Por:
Miguel Ángel de Bernardi
Al poeta Carlos Pellicer lo
conocí una tarde frente al Palacio de Bellas Artes. El calor resultaba
sofocante, quizá tanto como mi incapacidad de entender mi adolecencia. Fui con
la idea de comprar boletos para un concierto. La verdad es que ni siquiera
recuerdo cuál. La ciudad ignoraba a los desesperados, yo le resultaba un
incógnito. Es por eso que decidí guarecerme de la existencia en esos parajes
prohibidos donde el único exceso es el pensamiento.
El maestro de las odas
tropicales caminaba rumbo al Palacio de Bellas Artes, disfrutando ser un
desconocido y a sabiendas que su presencia irradiaba fuerza. Su paso no era
apresurado, pues su eterna duda mística, le daba la potencia de la exactitud.

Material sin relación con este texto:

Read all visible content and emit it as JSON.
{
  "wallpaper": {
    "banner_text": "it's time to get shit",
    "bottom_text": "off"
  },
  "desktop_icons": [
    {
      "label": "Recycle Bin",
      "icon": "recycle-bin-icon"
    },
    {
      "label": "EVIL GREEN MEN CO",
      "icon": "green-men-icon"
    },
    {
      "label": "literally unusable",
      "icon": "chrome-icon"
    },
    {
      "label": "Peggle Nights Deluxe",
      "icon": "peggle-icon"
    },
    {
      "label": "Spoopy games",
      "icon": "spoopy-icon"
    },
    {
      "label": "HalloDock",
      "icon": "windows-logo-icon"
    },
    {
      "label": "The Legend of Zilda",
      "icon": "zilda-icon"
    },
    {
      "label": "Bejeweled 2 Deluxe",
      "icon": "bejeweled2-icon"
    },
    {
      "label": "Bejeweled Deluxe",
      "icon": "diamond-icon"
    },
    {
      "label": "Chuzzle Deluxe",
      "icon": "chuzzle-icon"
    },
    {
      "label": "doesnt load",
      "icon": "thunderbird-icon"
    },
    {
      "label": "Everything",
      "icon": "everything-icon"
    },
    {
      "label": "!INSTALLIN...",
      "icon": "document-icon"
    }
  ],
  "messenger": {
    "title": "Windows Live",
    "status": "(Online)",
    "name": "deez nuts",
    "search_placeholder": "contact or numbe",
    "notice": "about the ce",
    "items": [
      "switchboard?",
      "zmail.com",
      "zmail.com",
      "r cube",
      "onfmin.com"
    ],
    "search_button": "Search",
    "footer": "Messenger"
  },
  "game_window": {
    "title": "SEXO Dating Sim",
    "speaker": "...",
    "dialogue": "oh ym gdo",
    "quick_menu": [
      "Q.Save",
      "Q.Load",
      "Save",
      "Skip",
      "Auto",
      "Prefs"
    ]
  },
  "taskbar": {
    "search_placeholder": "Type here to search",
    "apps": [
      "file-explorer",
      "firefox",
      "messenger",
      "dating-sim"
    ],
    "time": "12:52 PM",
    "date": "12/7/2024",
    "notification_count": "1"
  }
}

Yo era un adolecente de catorce años. Alocado e incapaz de controlar mi
energía. Él, un anciano niño, adolescente, eterno de vitalidad poética que
siempre colindaba con los extremos. Emanuel Carbalo, en sus “Protagonistas de
la Literatura Mexicana”, con su acostumbrado acierto lo ha considerado un
exagerado, pero eso me lleva a recordar una ocasión en que el maestro y yo
hablabamos de exageraciones y él me dijo: “Yo soy como es la vida. Si la vez
muy templada, allá tú y tus puntos de referencia. No le temas a la
exagereación, sí a la indiferencia”.
Su píel bronceada despedía
el aroma de la selva. Era un hombre de lima y guanábana. Siempre parecía
emergir de una catarata de aromas y colotres. Era un maestro en cuestiones de
vida, más allá de la Literatura y la pintura que tanto lo apasionaba. Él lo
sabía, se sabia. Atrapaba con los ojos, que resultaban abismo magnético, más
tarde sus palabras, eran vuelo sobre aquel abismo, seguridad y aventura... por
qué no: contradicción. Hablar con él era un peligro excitante, adrenalina,
belleza selvática y fluido energetico que se desbocaba en los ríos de su
energía.
Al final de cada frase,
atrapaba con el aura de su pensamiento. No eran sus ideas, sí su luz que se
transmutaba en ese torrente de frescura que emana de los pensamientos que han
horadado la tierra y ya son el líquido cristalino y potable que brota siendo
manantiales frescos.
Ya me perdí en divagaciones,
pero esa fue su ensañanza. “Un poeta no busca la exactitud, divaga. De pronto
sabe que ha llegado el momento exacto, eso que hemos definido inspíración”.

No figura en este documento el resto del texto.